Forty minutes into Tom Stern’s (UCL Philosophy) UCL Festival of the Arts lecture he had the audience humming a drone-like melody and clapping their hands in time. A 12-strong tragic chorus concealed their faces with masks and turned to the stage as two volunteers recited the opening lines of Sophocles’s Oedipus Rex.

CREON: Before you came, my lord, to steer our ship of state, Laius ruled this land.

OEDIPUS: I have heard that, but I never saw the man.

CREON: Laius was killed. And now the god is clear: those murderers, he tells us, must be punished, whoever they may be.
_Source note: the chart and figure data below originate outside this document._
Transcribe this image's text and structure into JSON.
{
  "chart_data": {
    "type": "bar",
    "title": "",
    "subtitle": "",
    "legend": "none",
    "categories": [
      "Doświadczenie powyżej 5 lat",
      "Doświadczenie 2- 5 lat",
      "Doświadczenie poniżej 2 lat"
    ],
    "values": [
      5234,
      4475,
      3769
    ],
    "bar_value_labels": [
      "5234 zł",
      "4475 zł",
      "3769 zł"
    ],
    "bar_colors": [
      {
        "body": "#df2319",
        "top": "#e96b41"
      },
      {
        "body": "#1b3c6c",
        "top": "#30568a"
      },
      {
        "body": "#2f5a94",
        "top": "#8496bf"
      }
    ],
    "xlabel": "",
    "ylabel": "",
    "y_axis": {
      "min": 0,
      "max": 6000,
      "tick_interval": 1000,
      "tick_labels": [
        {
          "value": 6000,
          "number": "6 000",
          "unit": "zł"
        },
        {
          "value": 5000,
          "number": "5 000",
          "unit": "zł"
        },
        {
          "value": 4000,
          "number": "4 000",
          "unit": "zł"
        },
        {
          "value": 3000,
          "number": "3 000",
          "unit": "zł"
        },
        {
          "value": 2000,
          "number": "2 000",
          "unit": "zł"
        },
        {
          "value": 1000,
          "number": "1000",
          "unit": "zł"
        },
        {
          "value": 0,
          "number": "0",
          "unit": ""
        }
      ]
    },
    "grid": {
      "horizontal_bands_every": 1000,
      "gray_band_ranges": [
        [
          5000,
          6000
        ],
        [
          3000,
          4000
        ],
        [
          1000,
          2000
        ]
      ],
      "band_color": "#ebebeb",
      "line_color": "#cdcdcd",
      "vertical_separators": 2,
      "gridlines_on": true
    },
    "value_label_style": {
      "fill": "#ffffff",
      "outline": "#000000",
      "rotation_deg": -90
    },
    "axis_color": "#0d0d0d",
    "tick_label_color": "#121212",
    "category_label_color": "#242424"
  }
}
OEDIPUS: And where are they? In what country? Where am I to find a trace of this ancient crime? It will be hard to track.

The audience continued to hum and clap but the hedonism was soon interrupted due to a complaint from a conference in the room below. A pity as it interrupted the near completion of the Apollonian unity Nietzsche had envisioned these events to be about. We had, at least, tasted what it would have been like to be at a religious worship of Dionysus that took place in amphitheatres over festival periods in Ancient Greece.

Stern is fresh from the publication of his book entitled Philosophy and Theatre which investigates how the two relate. He began by providing background into the history of both. This inevitably led to Ancient Greece, the birthplace of western philosophy and western theatre. ‘The tradition begins here. Both are Greek words. Philosophy means the love of wisdom  and theatron means a place for viewing’.